¿Virtud o anemia?
El Estatut de Cataluña sufre una avería de grandes proporciones que lo hace muy poco operativo
Maria Montessori, la gran pedagoga italiana que revolucionó la educación en la primera infancia, pensaba que la tarea de un maestro era impedir que los niños identificaran lo bueno con la inmovilidad y lo malo con la actividad. Seguramente el sistema Montessori no estaba muy desarrollado en Pontevedra a principios de los 60 y Mariano Rajoy no pudo beneficiarse de esas enseñanzas. Por lo menos, da la impresión de que el presidente se siente mucho más cómodo con la estrategia que Ryszard Kapuscinski identificó en sociedades muy poco desarrolladas y anémicas: la supervivencia se consigue expandiendo la menor energía posible.

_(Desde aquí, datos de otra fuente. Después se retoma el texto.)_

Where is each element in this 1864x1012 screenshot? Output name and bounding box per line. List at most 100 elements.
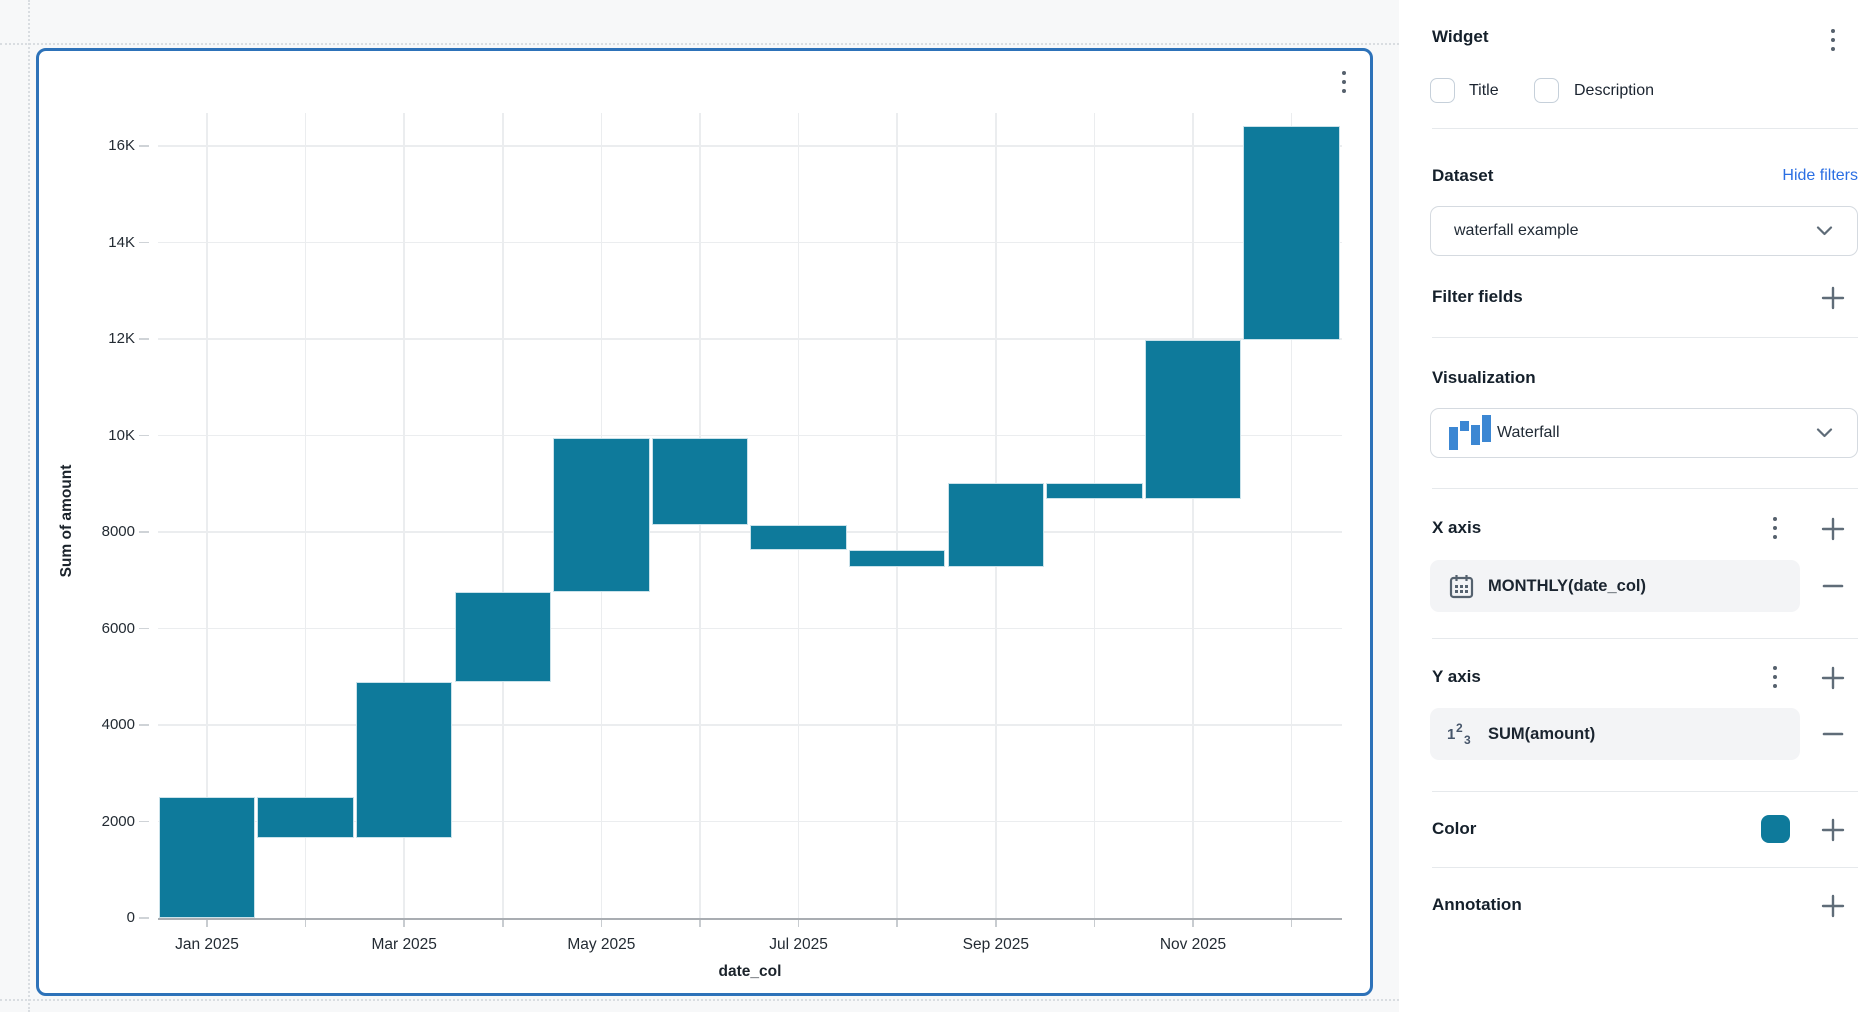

Es verdad que ese estado de inmovilidad puede producir sus frutos. A Rajoy le permitió inexplicablemente tener paralizado al país durante casi un año, sin realizar el menor esfuerzo para negociar un pacto de gobernabilidad, y, sin embargo, acabar siendo investido para una segunda legislatura. Y le puede permitir ahora que los independentistas catalanes se ahoguen en su propia hiperactividad, descubriendo que las vías de hecho en una democracia son incompatibles con la legitimidad, y por tanto, incompatibles con cualquier atisbo de reconocimiento.
No está tampoco de más recordar que en Cataluña, como en toda España, existen los interventores, funcionarios cuya firma se exige para tramitar cualquier expediente económico, sea la compra de urnas, sea la impresión de papeletas, y que será muy difícil que alguno de ellos se arriesgue a firmar documentos que pueden acarrear su expulsión. Aunque siempre se puede pedir a organizaciones no gubernamentales que realicen esos cometidos, tiene razón Carles Puigdemont en intentar huir de ese ridículo y en pedir que sea un consejero, Oriol Junqueras, por ejemplo, quien se haga cargo de esos menesteres ilegales y de la responsabilidad que acarreen. Qué menos.
Volviendo a la inmovilidad como pretendida virtud, si los independentistas llegan a la razonable conclusión de que no es posible avanzar por la vía de los hechos, la situación no volverá al punto de partida, como quizás anhele Rajoy, porque por el camino ha quedado prácticamente invalidada, no la Constitución, desde luego, pero sí uno de los llamados elementos del llamado bloque de constitucionalidad, es decir el Estatuto de Autonomía de Cataluña. El Estatut podía ser considerado, o no, en su momento suficiente, pero en su situación actual sufre una avería de grandes proporciones, que le hace poco operativo. Primero, porque es un Estatuto peculiar que lleva incorporado un largo manual de instrucciones (la sentencia del Tribunal Constitucional). Y segundo, porque los independentistas, con su zafio manejo, han provocado en las protagonistas del Estatut, las instituciones catalanas, una anemia de caballo.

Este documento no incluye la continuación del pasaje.